Ben Stobbs, of Montville Township, said the windshield of his Chevy Cruz was shattered by falling debris on I-71 north Sunday morning.
“It's pretty remarkable it wasn't anything worse. We feel very fortunate,” Stobbs said.
Stobbs said he was driving to church around 11:30 a.m. when he noticed a Medina County snowplow crossing the Granger Road overpass.
“As he was approaching the bridge, I could see he was throwing some slush and ice and debris off the edge,” Stobbs said. “Being in the middle of traffic, I didn't have the opportunity to go one way or the other, so I had to go into it.”
He said the impact threw shards of glass onto his daughter, who was sitting in the passenger seat.
“First thing I did was I hit the windshield wipers thinking that all the black and gray stuff on the windshield was actually the slush when, in reality, it was my windshield,” he said.
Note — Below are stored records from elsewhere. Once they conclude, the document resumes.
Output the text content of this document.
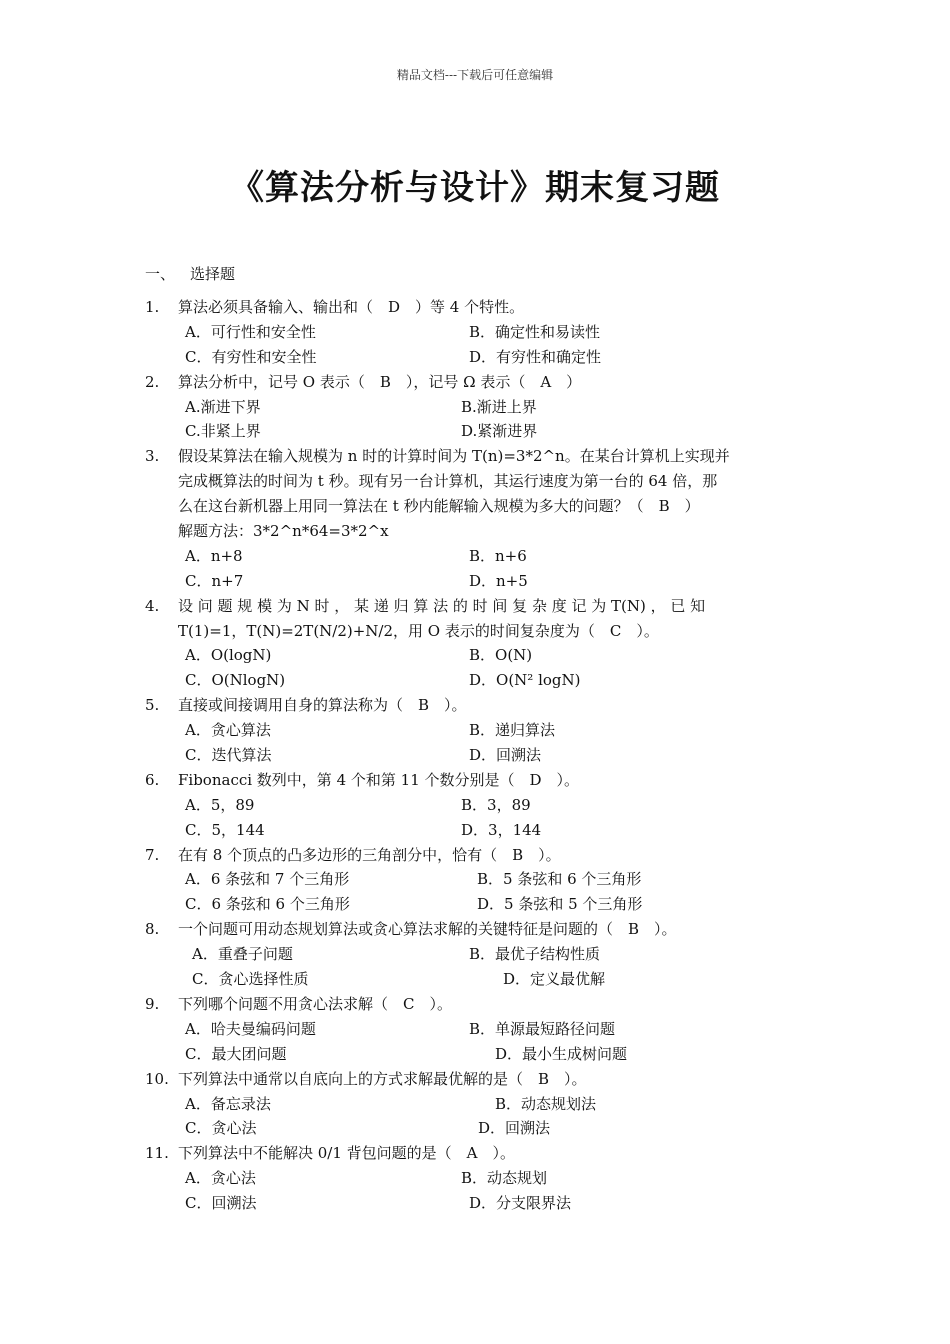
精品文档---下载后可任意编辑
《算法分析与设计》期末复习题
一、 选择题
1. 算法必须具备输入、输出和（　D　）等 4 个特性。
A．可行性和安全性	B．确定性和易读性
C．有穷性和安全性	D．有穷性和确定性
2. 算法分析中，记号 O 表示（　B　），记号 Ω 表示（　A　）
A.渐进下界	B.渐进上界
C.非紧上界	D.紧渐进界
3. 假设某算法在输入规模为 n 时的计算时间为 T(n)=3*2^n。在某台计算机上实现并
完成概算法的时间为 t 秒。现有另一台计算机，其运行速度为第一台的 64 倍，那
么在这台新机器上用同一算法在 t 秒内能解输入规模为多大的问题？（　B　）
解题方法：3*2^n*64=3*2^x
A．n+8	B．n+6
C．n+7	D．n+5
4. 设 问 题 规 模 为 N 时 ， 某 递 归 算 法 的 时 间 复 杂 度 记 为 T(N) ， 已 知
T(1)=1，T(N)=2T(N/2)+N/2，用 O 表示的时间复杂度为（　C　）。
A．O(logN)	B．O(N)
C．O(NlogN)	D．O(N² logN)
5. 直接或间接调用自身的算法称为（　B　）。
A．贪心算法	B．递归算法
C．迭代算法	D．回溯法
6. Fibonacci 数列中，第 4 个和第 11 个数分别是（　D　）。
A．5，89	B．3，89
C．5，144	D．3，144
7. 在有 8 个顶点的凸多边形的三角剖分中，恰有（　B　）。
A．6 条弦和 7 个三角形	B．5 条弦和 6 个三角形
C．6 条弦和 6 个三角形	D．5 条弦和 5 个三角形
8. 一个问题可用动态规划算法或贪心算法求解的关键特征是问题的（　B　）。
A．重叠子问题	B．最优子结构性质
C．贪心选择性质	D．定义最优解
9. 下列哪个问题不用贪心法求解（　C　）。
A．哈夫曼编码问题	B．单源最短路径问题
C．最大团问题	D．最小生成树问题
10. 下列算法中通常以自底向上的方式求解最优解的是（　B　）。
A．备忘录法	B．动态规划法
C．贪心法	D．回溯法
11. 下列算法中不能解决 0/1 背包问题的是（　A　）。
A．贪心法	B．动态规划
C．回溯法	D．分支限界法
Stobbs said he was able to drive his damaged vehicle to the nearby Ohio State Highway Patrol Medina Post and contacted the Medina County Highway Department.
“They've acknowledged the fact that it was a county truck. It was an unfortunate situation. They're thankful, we're thankful, that there weren't any major injuries,” Stobbs said.
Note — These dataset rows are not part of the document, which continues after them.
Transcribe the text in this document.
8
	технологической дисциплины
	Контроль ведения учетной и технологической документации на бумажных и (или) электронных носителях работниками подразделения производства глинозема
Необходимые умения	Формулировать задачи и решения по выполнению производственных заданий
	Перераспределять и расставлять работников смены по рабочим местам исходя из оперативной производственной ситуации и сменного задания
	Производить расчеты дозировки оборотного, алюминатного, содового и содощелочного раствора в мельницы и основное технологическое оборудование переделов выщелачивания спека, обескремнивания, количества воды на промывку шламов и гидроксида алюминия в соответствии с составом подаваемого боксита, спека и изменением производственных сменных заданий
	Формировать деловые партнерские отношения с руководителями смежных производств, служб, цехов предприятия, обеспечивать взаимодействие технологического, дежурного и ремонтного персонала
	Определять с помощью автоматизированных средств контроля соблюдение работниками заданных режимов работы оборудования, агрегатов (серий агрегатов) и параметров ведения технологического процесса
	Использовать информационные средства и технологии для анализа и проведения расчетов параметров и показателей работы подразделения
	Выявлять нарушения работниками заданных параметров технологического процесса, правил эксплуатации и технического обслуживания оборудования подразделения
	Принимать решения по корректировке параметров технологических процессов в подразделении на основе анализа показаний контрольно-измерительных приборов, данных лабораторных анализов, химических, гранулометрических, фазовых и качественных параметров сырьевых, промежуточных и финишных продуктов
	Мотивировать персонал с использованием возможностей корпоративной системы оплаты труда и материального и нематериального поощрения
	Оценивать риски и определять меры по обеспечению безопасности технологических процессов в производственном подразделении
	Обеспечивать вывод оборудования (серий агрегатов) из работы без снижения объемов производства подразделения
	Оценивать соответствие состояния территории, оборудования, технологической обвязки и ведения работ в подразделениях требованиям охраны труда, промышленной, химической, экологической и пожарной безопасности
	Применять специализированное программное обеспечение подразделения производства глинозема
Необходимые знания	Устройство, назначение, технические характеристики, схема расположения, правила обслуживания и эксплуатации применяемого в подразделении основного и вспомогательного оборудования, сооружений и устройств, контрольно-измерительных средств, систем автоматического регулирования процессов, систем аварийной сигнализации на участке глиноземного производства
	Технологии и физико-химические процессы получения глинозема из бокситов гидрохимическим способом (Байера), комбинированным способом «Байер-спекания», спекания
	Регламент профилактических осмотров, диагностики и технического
Medina County Engineer Andy Conrad said GPS tracking showed the plow driver was going 8 miles per hour on the overpass and it appeared the driver was following protocol.
Drivers are required to slow down and straighten their plow’s blade to push snow forward while crossing an overpass before angling it to the side, which the driver in this case said he did, according to Conrad.
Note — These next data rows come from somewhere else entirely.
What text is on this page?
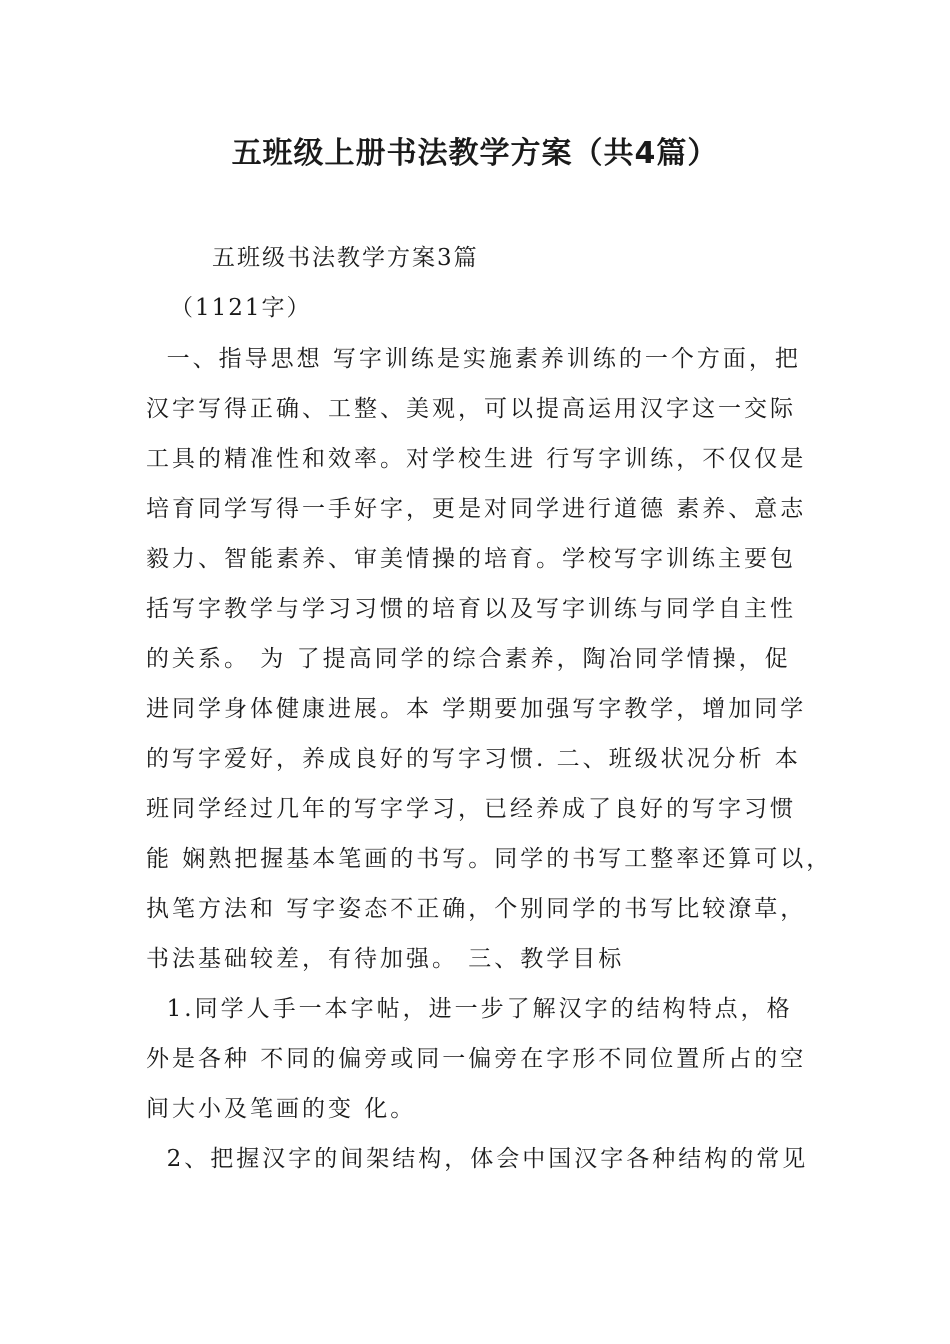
五班级上册书法教学方案（共4篇）

五班级书法教学方案3篇

（1121字）

一、指导思想 写字训练是实施素养训练的一个方面，把
汉字写得正确、工整、美观，可以提高运用汉字这一交际
工具的精准性和效率。对学校生进 行写字训练，不仅仅是
培育同学写得一手好字，更是对同学进行道德 素养、意志
毅力、智能素养、审美情操的培育。学校写字训练主要包
括写字教学与学习习惯的培育以及写字训练与同学自主性
的关系。 为 了提高同学的综合素养，陶冶同学情操，促
进同学身体健康进展。本 学期要加强写字教学，增加同学
的写字爱好，养成良好的写字习惯. 二、班级状况分析 本
班同学经过几年的写字学习，已经养成了良好的写字习惯
能 娴熟把握基本笔画的书写。同学的书写工整率还算可以，
执笔方法和 写字姿态不正确，个别同学的书写比较潦草，
书法基础较差，有待加强。 三、教学目标
1.同学人手一本字帖，进一步了解汉字的结构特点，格
外是各种 不同的偏旁或同一偏旁在字形不同位置所占的空
间大小及笔画的变 化。
2、把握汉字的间架结构，体会中国汉字各种结构的常见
“It’s unclear why it went over the side,” Conrad said, noting the incident does not occur often.
He said he talked to the driver about policy, and the driver will not be disciplined.
Stobbs said the cost of repairs, towing and a rental car is more than $2,000, and he has submitted a claim to Medina County.
“We’re making the resident whole,” Conrad said. He urged drivers to be alert and slow down, if possible, for falling debris.
Stobbs said he hopes something can be done to prevent a similar situation from recurring.
“I'm hoping the county will be responsible enough to look into the situation and find a way so this doesn't occur again,” Stobbs said.